Keay stresses that the cost of renewable power sources has come down gradually over time. But because many existing projects were built at higher historical costs and still receive subsidies, consumers are yet to feel this improvement – and will continue paying them off for years to come.

For example, the renewables obligation cost about £7bn in the 2023/24 financial year. Costs are expected to peak at £8.4bn in 2026/27, according to the Office for Budget Responsibility. 

“We haven’t really had the benefit of renewables yet,” Keay adds. 

As prices have risen, the UK’s poorest households have plunged into ever greater debt. Data from Ofgem shows that customer debt for power and gas bills combined rose from £2.6bn to £3.7bn between June 2023 and June 2024.

For many of the 4m households on pre-payment meters, this leads to de facto rationing in the form of self-disconnection. This is when households simply stop paying, meaning their electricity and gas stop working, leaving them in the cold and dark till they can afford to add some credit.

Ofgem data show that in the winter of 2022 about 280,000 households self-disconnected at least once and for longer than three hours – many for far longer. 

Supporters of the Neso’s separate demand flexibility service, which is voluntary and compensates households for cutting consumption, say it is very different and is, in fact, a “win-win”.

But along with the introduction of “time of use” tariffs, which vary prices every half an hour based on demand, it heralds a new era in which households will need to become much more conscious of not just how much power they consume but also when they use it.

“As we’re going for more and more renewables, there’s going to have to be more flexibility somewhere else in the system, and demand flexibility is one possible source of it,” says Oxford’s Keay. 

“Market reforms which might seem to lead to rationing or lower reliability are things that the Government has found very, very difficult to consider.

“But frankly, I think we’re inevitably going to go in that direction. And the issue is more about trying to find sensible ways of doing it that people can live with.”

‘Aggressive’ net zero goals

Is there an alternative? Some argue that Britain can shield households from crippling costs and blackouts more effectively by reforming electricity markets. 

At the moment, the entire country falls under a single electricity price – despite the fact the grid is, in reality, made up of different regions that each have differing levels of generation and infrastructure. 

Breaking up the single market to let each region set their own price would theoretically lead more wind and solar farms to be built closer to where they are needed – cutting the amount of new power lines needed and tackling bottlenecks more efficiently, according to supporters such as Octopus Energy.

Overall, this could cut bills for every household, stimulate more renewable construction and thereby address supply issues.
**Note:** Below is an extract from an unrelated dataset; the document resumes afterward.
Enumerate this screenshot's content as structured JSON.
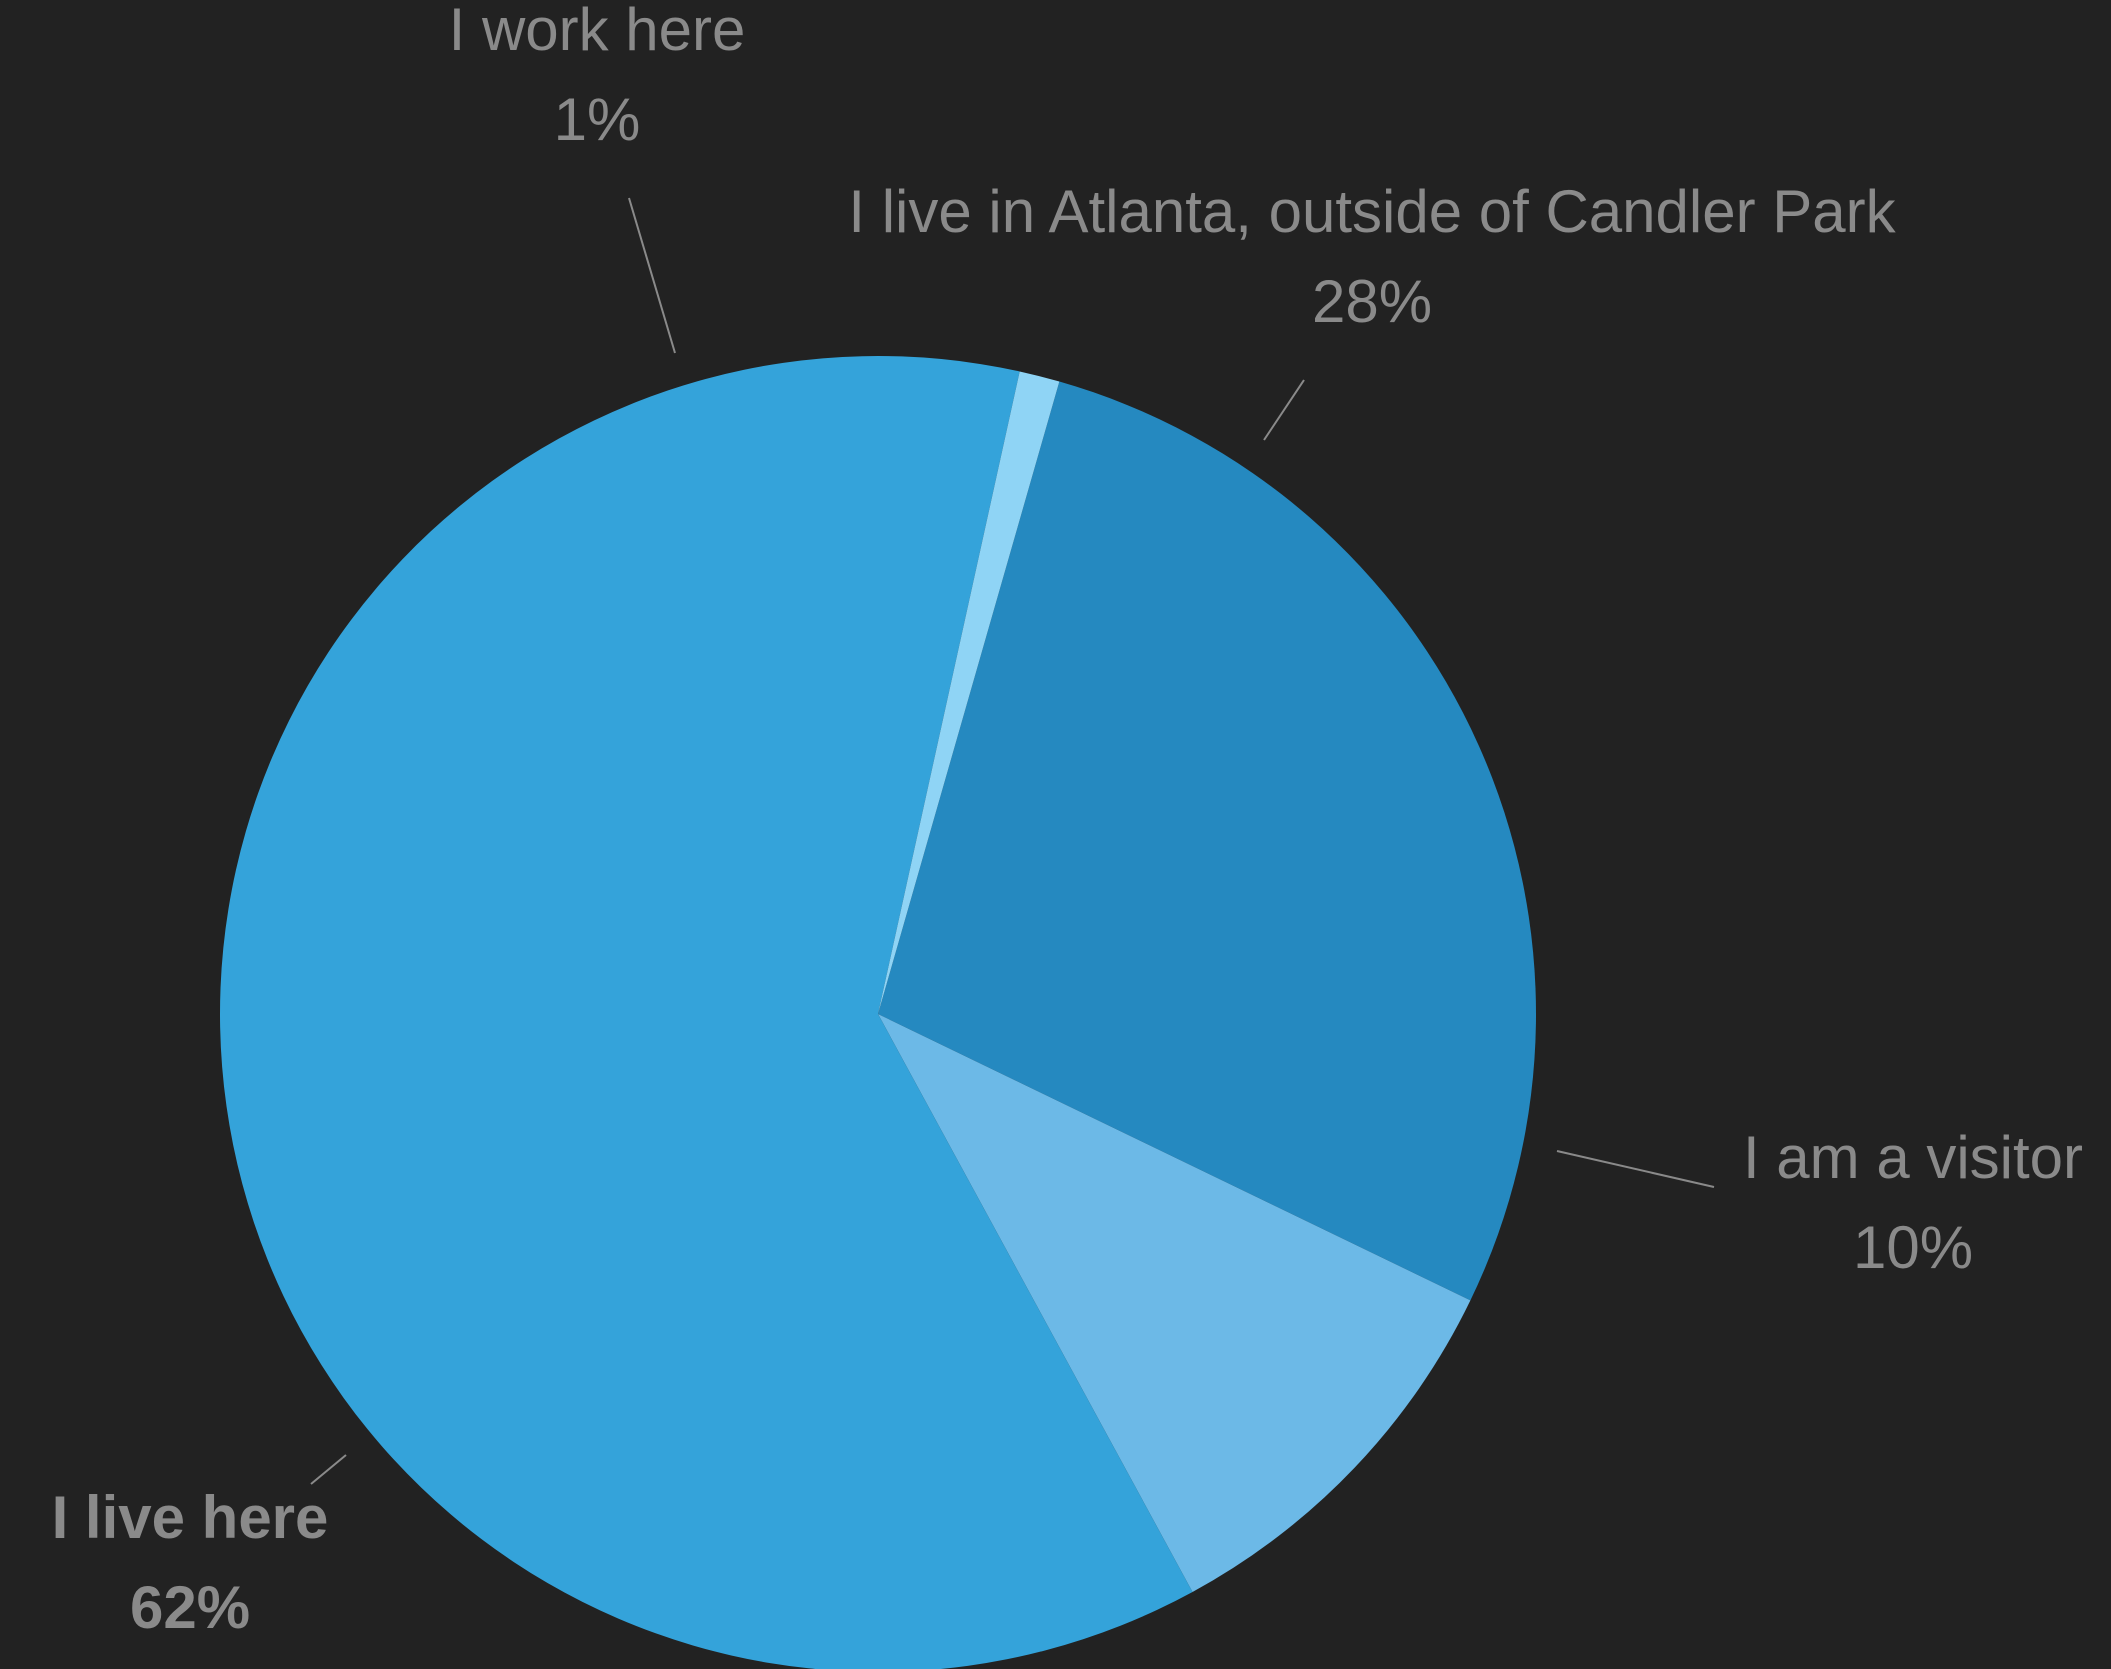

“Locational pricing makes it easier, by quite a margin, to get prices down for consumers,” FTI’s Mann says. “You are talking about £100 to £150 off bills per year.”

But regional pricing would mean accepting a politically risky situation where people in the South East still pay more for their power than those living elsewhere.

At the same time, the idea faces stiff opposition from wind farm developers that argue it will inject uncertainty into their business models and undermine investment.

Factory owners, represented by manufacturers’ body Make UK, are also concerned they could be “penalised” for owning plants in areas where prices are higher. 

Making sure people can still consume the power they need for a reasonable price remains the overriding priority of the Government. But there is debate within the energy industry about whether racing towards the goal of clean power by 2030 helps or hinders that objective. 

By shutting down fossil fuel-powered generators faster than we are ramping up the necessary capacity to replace them, Britain becomes more and more reliant on imports. That means we must pay the market price for our power.